The 17 lung ultrasound examiners were blinded for any CT findings. Patient characteristics collected from the electronic patient record were sex, age, body mass index, past medical history, sequential organ failure assessment (SOFA) score at day of CT-scan, reason for ICU admission, indication for CT-scan and respiratory conditions.

Index test

Index test consisted of a 6-zone lung ultrasound examination according to the Bedside Lung Ultrasound in Emergency (BLUE)-protocol. The upper and lower BLUE-points were used to evaluate the anterior lung region, and the posterolateral alveolar and/or pleural syndrome (PLAPS)-point was used to evaluate the posterior lung region. A linear high-frequency transducer was used to evaluate the anterior lung region. For the PLAPS-point a low-frequency, convex, phased array transducer was used. During ultrasound evaluation with the linear transducer, artifact eliminating software was turned off.

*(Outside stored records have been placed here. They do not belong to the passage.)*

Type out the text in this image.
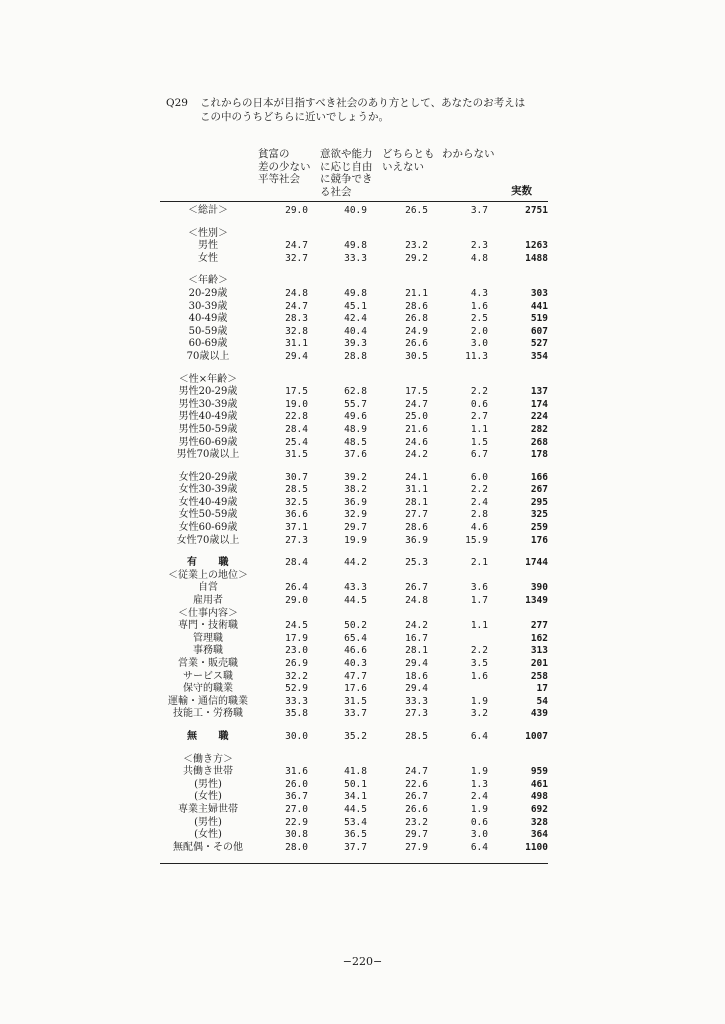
Q29	これからの日本が目指すべき社会のあり方として、あなたのお考えは
この中のうちどちらに近いでしょうか。
貧富の
差の少ない
平等社会
意欲や能力
に応じ自由
に競争でき
る社会
どちらとも
いえない
わからない
実数
＜総計＞	29.0	40.9	26.5	3.7	2751

＜性別＞					
男性	24.7	49.8	23.2	2.3	1263
女性	32.7	33.3	29.2	4.8	1488

＜年齢＞					
20-29歳	24.8	49.8	21.1	4.3	303
30-39歳	24.7	45.1	28.6	1.6	441
40-49歳	28.3	42.4	26.8	2.5	519
50-59歳	32.8	40.4	24.9	2.0	607
60-69歳	31.1	39.3	26.6	3.0	527
70歳以上	29.4	28.8	30.5	11.3	354

＜性×年齢＞					
男性20-29歳	17.5	62.8	17.5	2.2	137
男性30-39歳	19.0	55.7	24.7	0.6	174
男性40-49歳	22.8	49.6	25.0	2.7	224
男性50-59歳	28.4	48.9	21.6	1.1	282
男性60-69歳	25.4	48.5	24.6	1.5	268
男性70歳以上	31.5	37.6	24.2	6.7	178

女性20-29歳	30.7	39.2	24.1	6.0	166
女性30-39歳	28.5	38.2	31.1	2.2	267
女性40-49歳	32.5	36.9	28.1	2.4	295
女性50-59歳	36.6	32.9	27.7	2.8	325
女性60-69歳	37.1	29.7	28.6	4.6	259
女性70歳以上	27.3	19.9	36.9	15.9	176

有　　職	28.4	44.2	25.3	2.1	1744
＜従業上の地位＞					
自営	26.4	43.3	26.7	3.6	390
雇用者	29.0	44.5	24.8	1.7	1349
＜仕事内容＞					
専門・技術職	24.5	50.2	24.2	1.1	277
管理職	17.9	65.4	16.7		162
事務職	23.0	46.6	28.1	2.2	313
営業・販売職	26.9	40.3	29.4	3.5	201
サービス職	32.2	47.7	18.6	1.6	258
保守的職業	52.9	17.6	29.4		17
運輸・通信的職業	33.3	31.5	33.3	1.9	54
技能工・労務職	35.8	33.7	27.3	3.2	439

無　　職	30.0	35.2	28.5	6.4	1007

＜働き方＞					
共働き世帯	31.6	41.8	24.7	1.9	959
(男性)	26.0	50.1	22.6	1.3	461
(女性)	36.7	34.1	26.7	2.4	498
専業主婦世帯	27.0	44.5	26.6	1.9	692
(男性)	22.9	53.4	23.2	0.6	328
(女性)	30.8	36.5	29.7	3.0	364
無配偶・その他	28.0	37.7	27.9	6.4	1100
−220−
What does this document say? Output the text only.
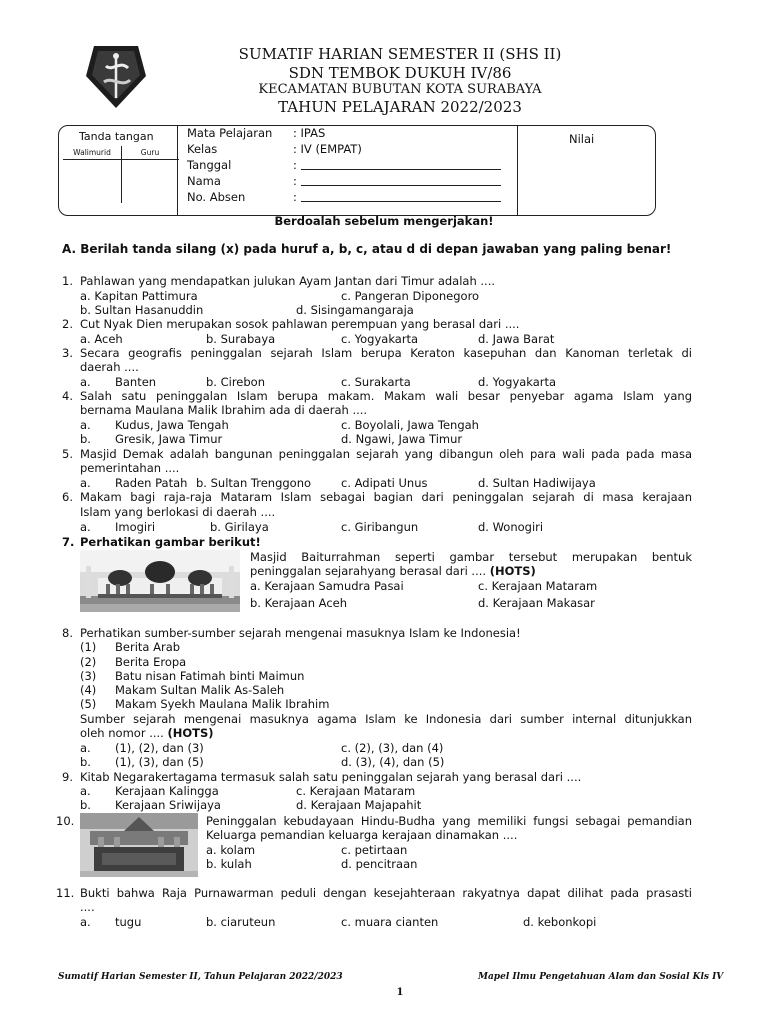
SUMATIF HARIAN SEMESTER II (SHS II)
SDN TEMBOK DUKUH IV/86
KECAMATAN BUBUTAN KOTA SURABAYA
TAHUN PELAJARAN 2022/2023
Tanda tangan
Walimurid	Guru
Mata Pelajaran : IPAS
Kelas	: IV (EMPAT)
Tanggal	:
Nama	:
No. Absen	:
Nilai
Berdoalah sebelum mengerjakan!
A. Berilah tanda silang (x) pada huruf a, b, c, atau d di depan jawaban yang paling benar!
1. Pahlawan yang mendapatkan julukan Ayam Jantan dari Timur adalah ....
a. Kapitan Pattimura	c. Pangeran Diponegoro
b. Sultan Hasanuddin	d. Sisingamangaraja
2. Cut Nyak Dien merupakan sosok pahlawan perempuan yang berasal dari ....
a. Aceh	b. Surabaya	c. Yogyakarta	d. Jawa Barat
3. Secara geografis peninggalan sejarah Islam berupa Keraton kasepuhan dan Kanoman terletak di
daerah ....
a. Banten	b. Cirebon	c. Surakarta	d. Yogyakarta
4. Salah satu peninggalan Islam berupa makam. Makam wali besar penyebar agama Islam yang
bernama Maulana Malik Ibrahim ada di daerah ....
a. Kudus, Jawa Tengah	c. Boyolali, Jawa Tengah
b. Gresik, Jawa Timur	d. Ngawi, Jawa Timur
5. Masjid Demak adalah bangunan peninggalan sejarah yang dibangun oleh para wali pada pada masa
pemerintahan ....
a. Raden Patah b. Sultan Trenggono	c. Adipati Unus	d. Sultan Hadiwijaya
6. Makam bagi raja-raja Mataram Islam sebagai bagian dari peninggalan sejarah di masa kerajaan
Islam yang berlokasi di daerah ....
a. Imogiri	b. Girilaya	c. Giribangun	d. Wonogiri
7. Perhatikan gambar berikut!
Masjid Baiturrahman seperti gambar tersebut merupakan bentuk
peninggalan sejarahyang berasal dari .... (HOTS)
a. Kerajaan Samudra Pasai	c. Kerajaan Mataram
b. Kerajaan Aceh	d. Kerajaan Makasar
8. Perhatikan sumber-sumber sejarah mengenai masuknya Islam ke Indonesia!
(1) Berita Arab
(2) Berita Eropa
(3) Batu nisan Fatimah binti Maimun
(4) Makam Sultan Malik As-Saleh
(5) Makam Syekh Maulana Malik Ibrahim
Sumber sejarah mengenai masuknya agama Islam ke Indonesia dari sumber internal ditunjukkan
oleh nomor .... (HOTS)
a. (1), (2), dan (3)	c. (2), (3), dan (4)
b. (1), (3), dan (5)	d. (3), (4), dan (5)
9. Kitab Negarakertagama termasuk salah satu peninggalan sejarah yang berasal dari ....
a. Kerajaan Kalingga	c. Kerajaan Mataram
b. Kerajaan Sriwijaya	d. Kerajaan Majapahit
10.	Peninggalan kebudayaan Hindu-Budha yang memiliki fungsi sebagai pemandian
Keluarga pemandian keluarga kerajaan dinamakan ....
a. kolam	c. petirtaan
b. kulah	d. pencitraan
11. Bukti bahwa Raja Purnawarman peduli dengan kesejahteraan rakyatnya dapat dilihat pada prasasti
....
a. tugu	b. ciaruteun	c. muara cianten	d. kebonkopi
Sumatif Harian Semester II, Tahun Pelajaran 2022/2023	Mapel Ilmu Pengetahuan Alam dan Sosial Kls IV
1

Each hemithorax was classified according to the following lung patterns:

  1. Anterior consolidation: C-profile or B-profile without lung sliding (B’-profile) at the upper or lower BLUE-point
  2. Posterior consolidation: hypoechoic image restricted by an irregular border or a tissue-like pattern at the PLAPS-point
  3. Interstitial syndrome: B-profile with lung sliding at upper or lower BLUE-point. This classification requires the absence of an anterior consolidation
  4. Pneumothorax: A-profile without lung sliding at upper or lower BLUE-point
  5. Pleural effusion: anechoic or hypoechoic area between parietal and visceral pleura at any point

To potentially increase the sensitivity of lung ultrasound, a more elaborate 12-zone protocol was used in a subgroup of patients. In this group, besides the BLUEpoints and PLAPS-point, the anterior axillary line and posterior axillary line were divided into a superior and inferior half.

Reference test
Thoracic CT was the reference test for this study. CT images were assessed and reported by a radiologist blinded for the results of lung ultrasound examination. All images were evaluated using a mediastinal window and a lung window setting. Lung findings reported by the radiologist were adjudicated to their respective location (anterior or posterior).

Primary outcome was the diagnostic accuracy of lung ultrasound to detect consolidation (anterior or posterior consolidation), interstitial syndrome, pneumothorax and pleural effusion as compared to thoracic CT.
secondary outcomes included the diagnostic accuracy of an extended, 12-zone lung ultrasound protocol and correlation of lung ultrasound patterns with respiratory conditions.


87 patients were included in the primary analysis. For secondary analysis (patients who received a 12-zone lung ultrasound examination) 18 patients were included.

  • Prevalence of consolidations was 0.50 (156/311). Estimated sensitivity and specificity were 0.76 and 0.92, respectively.
  • Prevalence of interstitial syndrome was 0.51 (80/158). Estimated sensitivity and specificity were 0.60 and 0.69, respectively.
  • Prevalence of pneumothorax was 0.11 (17/158). Estimated sensitivity and specificity were 0.59 and 0.97, respectively.

In total there were 147 respiratory conditions in 79 patients. The majority (49.4%, 39/79) had two respiratory conditions. The most prevalent lung pathology was atelectasis, followed by pneumonia. The least prevalent lung pathology was lung infarction


The authors concluded that lung ultrasound is an adequate diagnostic modality in a tertiary ICU population to detect consolidation, clinically significant pneumothorax and pleural effusion and is less suitable to detect interstitial syndrome.
They also concluded that a 12-zone lung ultrasound protocol had no added benefits over the 6-zone lung ultrasound protocol.
Finally, they commented that “one should be careful not to interpret lung ultrasound findings in deterministic fashion as most patients have multiple respiratory conditions associated with (partially) similar lung ultrasound patterns.”